Abstract

This article will cover the data migration process between two data stores, the evaluation of possible alternatives, and final outcome. We will cover the difference between sequential, asynchronous, multi-threaded, and distributed applications. And finally, we will overview the practical application of Helm and K8S jobs for data migration tasks.

👉 If you care only about the K8S and Helm stuff, skip to K8S jobs and Helm section. It's ok.

Introduction

Recently I was working on data migration. We had 2M records in AWS DocumentDb that we wanted to migrate to AWS RDS PostgreSQL; the actual database tech stack is irrelevant as we will not cover the application-level implementation here.

Long story short, on top of migrating the data from one source to another and adapting record schemas accordingly, it also involved data enrichment and out-of-db context processing, such as re-hosting image links.

First, we took the simplest approach: We created a Python script that migrated one record from DocumentDb to RDS. But soon enough, we realized that:

It takes ~3 seconds to migrate one record, and we have 2M records. So the expected time for complete db migration will be (2M * 3) / 60 / 60 / 24 = ~69 days. Well, we don't want to wait 69 days, so we had to come up with something with higher throughput.

In general, I always try to keep things as simple as possible and only introduce complexity when it's needed. A wise man once said,

“Premature optimization is the root of all evil. Yet we should not pass up our opportunities in that critical 3%.” (Donald E. Knuth).

So we evaluated multiple alternatives.

Alternatives

Alternative 1 - Multiple local machines

It might seem like the simplest solution. But it comes with its complexity. If something goes wrong, it will be challenging to understand the cause. Having the application distributed to individual machines means that we don't have aggregated place to look at the logs, execution stats etc. Additionally, we might run into local setup issues, slow networking, ISP issues etc. It will also be quite expensive, as we would pay a significant amount of money for the AWS VPC in/out data.

Alternative 2 - Asynchronous code

We could take advantage of asynchronous code. Our tasks are not CPU-bound; most of the time is spent on networking requests and db queries. But unfortunately, we used Django for our PostgreSQL db and wanted to reuse the modes. It turns out Django is not that friendly when it comes to async code 😢. Django ORM calls from async code need to be wrapped with sync_to_async, which is blocking, so it beats the purpose of asynchronous code.

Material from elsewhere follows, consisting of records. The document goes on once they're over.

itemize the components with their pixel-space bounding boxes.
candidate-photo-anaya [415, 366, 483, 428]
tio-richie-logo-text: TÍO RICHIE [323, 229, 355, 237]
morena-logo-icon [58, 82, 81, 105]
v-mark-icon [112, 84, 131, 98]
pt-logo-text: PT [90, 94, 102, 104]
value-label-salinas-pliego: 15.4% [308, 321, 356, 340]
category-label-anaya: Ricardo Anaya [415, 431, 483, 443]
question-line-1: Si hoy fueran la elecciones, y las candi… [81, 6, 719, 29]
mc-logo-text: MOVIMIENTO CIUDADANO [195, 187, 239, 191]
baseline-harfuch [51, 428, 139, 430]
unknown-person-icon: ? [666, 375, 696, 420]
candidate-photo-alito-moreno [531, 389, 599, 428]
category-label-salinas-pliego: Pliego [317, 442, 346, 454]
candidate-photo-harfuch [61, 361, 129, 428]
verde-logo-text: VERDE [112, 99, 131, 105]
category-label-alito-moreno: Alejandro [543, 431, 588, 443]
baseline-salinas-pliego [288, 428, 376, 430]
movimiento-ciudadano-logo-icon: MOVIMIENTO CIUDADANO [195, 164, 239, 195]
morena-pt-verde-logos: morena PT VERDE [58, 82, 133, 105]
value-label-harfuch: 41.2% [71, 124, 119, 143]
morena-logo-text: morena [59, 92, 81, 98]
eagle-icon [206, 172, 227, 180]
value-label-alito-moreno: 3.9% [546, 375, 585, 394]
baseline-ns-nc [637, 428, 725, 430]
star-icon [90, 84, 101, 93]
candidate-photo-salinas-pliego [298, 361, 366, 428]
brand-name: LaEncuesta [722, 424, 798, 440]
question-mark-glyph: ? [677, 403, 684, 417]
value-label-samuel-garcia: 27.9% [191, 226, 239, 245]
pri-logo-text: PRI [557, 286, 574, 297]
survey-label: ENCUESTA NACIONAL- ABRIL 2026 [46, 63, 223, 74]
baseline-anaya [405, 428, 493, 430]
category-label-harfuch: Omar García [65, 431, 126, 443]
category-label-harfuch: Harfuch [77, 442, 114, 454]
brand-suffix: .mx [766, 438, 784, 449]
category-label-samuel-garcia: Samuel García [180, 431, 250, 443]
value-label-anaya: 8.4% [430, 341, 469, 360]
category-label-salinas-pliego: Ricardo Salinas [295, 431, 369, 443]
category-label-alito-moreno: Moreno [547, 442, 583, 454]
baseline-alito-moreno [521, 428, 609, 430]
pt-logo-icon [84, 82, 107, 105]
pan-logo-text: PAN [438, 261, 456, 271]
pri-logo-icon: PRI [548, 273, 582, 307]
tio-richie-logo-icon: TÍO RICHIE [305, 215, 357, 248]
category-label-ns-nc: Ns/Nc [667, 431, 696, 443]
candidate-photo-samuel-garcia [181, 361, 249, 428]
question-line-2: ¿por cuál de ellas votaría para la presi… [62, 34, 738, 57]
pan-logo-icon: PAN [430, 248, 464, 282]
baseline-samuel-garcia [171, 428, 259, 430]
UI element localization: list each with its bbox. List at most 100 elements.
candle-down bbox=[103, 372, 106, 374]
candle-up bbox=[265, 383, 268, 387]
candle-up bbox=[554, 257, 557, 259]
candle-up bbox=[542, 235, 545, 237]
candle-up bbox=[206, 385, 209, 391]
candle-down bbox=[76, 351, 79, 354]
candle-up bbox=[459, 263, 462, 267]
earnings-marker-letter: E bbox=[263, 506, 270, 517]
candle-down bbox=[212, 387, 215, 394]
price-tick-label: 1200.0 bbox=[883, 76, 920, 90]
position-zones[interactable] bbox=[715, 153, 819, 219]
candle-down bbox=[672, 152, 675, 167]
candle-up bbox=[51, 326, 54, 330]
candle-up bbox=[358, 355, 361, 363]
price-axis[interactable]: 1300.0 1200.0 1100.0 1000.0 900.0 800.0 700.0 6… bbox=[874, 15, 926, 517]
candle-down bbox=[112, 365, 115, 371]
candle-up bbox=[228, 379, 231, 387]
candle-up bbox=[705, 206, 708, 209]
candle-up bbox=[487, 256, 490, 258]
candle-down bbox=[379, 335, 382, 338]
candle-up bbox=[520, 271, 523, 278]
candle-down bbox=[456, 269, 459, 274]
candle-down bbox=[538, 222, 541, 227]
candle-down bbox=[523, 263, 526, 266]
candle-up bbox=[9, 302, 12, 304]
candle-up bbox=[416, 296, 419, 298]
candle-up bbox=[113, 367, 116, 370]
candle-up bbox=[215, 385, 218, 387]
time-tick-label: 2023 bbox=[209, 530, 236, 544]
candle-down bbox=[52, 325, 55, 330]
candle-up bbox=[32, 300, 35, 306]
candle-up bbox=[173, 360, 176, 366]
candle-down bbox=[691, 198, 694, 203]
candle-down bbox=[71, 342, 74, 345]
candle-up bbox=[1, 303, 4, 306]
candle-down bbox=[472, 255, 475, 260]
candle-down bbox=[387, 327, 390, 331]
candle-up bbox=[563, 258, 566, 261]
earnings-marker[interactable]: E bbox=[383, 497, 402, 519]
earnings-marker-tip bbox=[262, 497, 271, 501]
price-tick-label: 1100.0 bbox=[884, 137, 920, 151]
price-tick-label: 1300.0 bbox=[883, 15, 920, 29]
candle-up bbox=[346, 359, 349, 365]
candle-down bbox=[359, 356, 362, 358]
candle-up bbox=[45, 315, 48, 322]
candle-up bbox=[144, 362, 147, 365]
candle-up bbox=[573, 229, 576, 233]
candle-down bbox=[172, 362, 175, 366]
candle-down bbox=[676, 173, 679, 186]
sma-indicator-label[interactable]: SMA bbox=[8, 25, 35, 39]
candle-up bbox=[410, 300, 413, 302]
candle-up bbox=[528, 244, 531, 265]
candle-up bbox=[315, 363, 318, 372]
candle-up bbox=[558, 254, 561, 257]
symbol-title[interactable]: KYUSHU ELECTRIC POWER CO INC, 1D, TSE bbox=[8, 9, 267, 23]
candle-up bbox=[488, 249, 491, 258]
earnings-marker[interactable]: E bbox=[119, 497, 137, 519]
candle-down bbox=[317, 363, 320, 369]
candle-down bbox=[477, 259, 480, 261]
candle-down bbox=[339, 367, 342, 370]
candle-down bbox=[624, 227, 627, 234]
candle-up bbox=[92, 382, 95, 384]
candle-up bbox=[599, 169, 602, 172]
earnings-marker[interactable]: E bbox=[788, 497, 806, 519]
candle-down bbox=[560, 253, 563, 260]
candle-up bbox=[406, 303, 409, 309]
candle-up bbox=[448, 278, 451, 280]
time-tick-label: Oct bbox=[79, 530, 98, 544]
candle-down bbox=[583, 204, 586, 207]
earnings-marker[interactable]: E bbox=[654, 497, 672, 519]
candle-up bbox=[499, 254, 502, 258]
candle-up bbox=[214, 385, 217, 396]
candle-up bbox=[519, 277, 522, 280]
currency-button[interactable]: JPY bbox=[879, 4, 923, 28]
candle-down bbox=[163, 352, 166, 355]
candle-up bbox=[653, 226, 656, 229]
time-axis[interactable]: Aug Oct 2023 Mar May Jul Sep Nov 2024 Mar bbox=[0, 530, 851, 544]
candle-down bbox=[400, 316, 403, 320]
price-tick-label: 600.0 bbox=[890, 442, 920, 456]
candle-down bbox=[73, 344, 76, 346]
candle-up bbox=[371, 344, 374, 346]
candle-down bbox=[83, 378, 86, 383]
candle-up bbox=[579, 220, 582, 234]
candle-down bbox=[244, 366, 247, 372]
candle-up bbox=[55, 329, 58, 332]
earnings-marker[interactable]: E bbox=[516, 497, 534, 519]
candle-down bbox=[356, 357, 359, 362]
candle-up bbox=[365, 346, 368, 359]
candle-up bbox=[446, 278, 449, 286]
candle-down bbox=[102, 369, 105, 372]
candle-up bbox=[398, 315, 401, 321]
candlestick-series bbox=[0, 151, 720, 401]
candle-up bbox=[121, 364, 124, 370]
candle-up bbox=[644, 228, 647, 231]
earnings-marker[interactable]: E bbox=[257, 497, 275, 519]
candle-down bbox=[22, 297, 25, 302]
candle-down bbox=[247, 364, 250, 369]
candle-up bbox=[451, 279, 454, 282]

Alternative 3 - Multi-Threading

Another valid approach to consider is multi-threading. Threads can be created based on the number of CPUs. The logic can be described as follows:

FOR c in CPUs
  skip = THREAD_NUMBER * BATCH_SIZE
  limit = BATCH_SIZE
  SPAWN thread with batch sized portion of records
JOIN all threads

Although it worked, this approach has a couple of disadvantages. First, multi-threading is hard to reason about, debug and observe in a cloud environment. In the cloud, we deal with distributed applications. We already have system components working in parallel and asynchronously; adding concurrency within these components adds another layer of complexity. I kind of reason in big O notation:

Distributed applications are of complexity D(n), where n is the number of components, adding multi-threaded applications will have complexity of D(n * t), where t is the number of threads.

If I had to choose which system to maintain, I would select D(n) over D(n * t)! Second, threading creates overhead of synchronization as well as observing the logs and dealing with data becomes much more complicated. As well as testing, testing is way harder in a multi-threaded environment! And I love testing! So why make my life harder than it should be? The answer might be subjective...

Alternative 4 - Distributed approach

Similar to the Multi-Threaded approach. But instead of having threads, we have multiple machines working together on the data migration. In this context, we're talking about K8S jobs and pods, but it can be applied to any orchestration tool.

The thinking is similar to multi-threaded:

FOR j in JOBs
  skip = JOB_NUMBER * BATCH_SIZE
  limit = BATCH_SIZE
  SPAWN K8S job with batch sized portion of records
WAIT for all created jobs to complete

Notice that the number of CPUs no longer limits us; we're limited by the number of jobs we define. I want to emphasize the WE in this sentence! It just brings me the nice feeeling of being in control, if im the one defining stuff, I know what to expect!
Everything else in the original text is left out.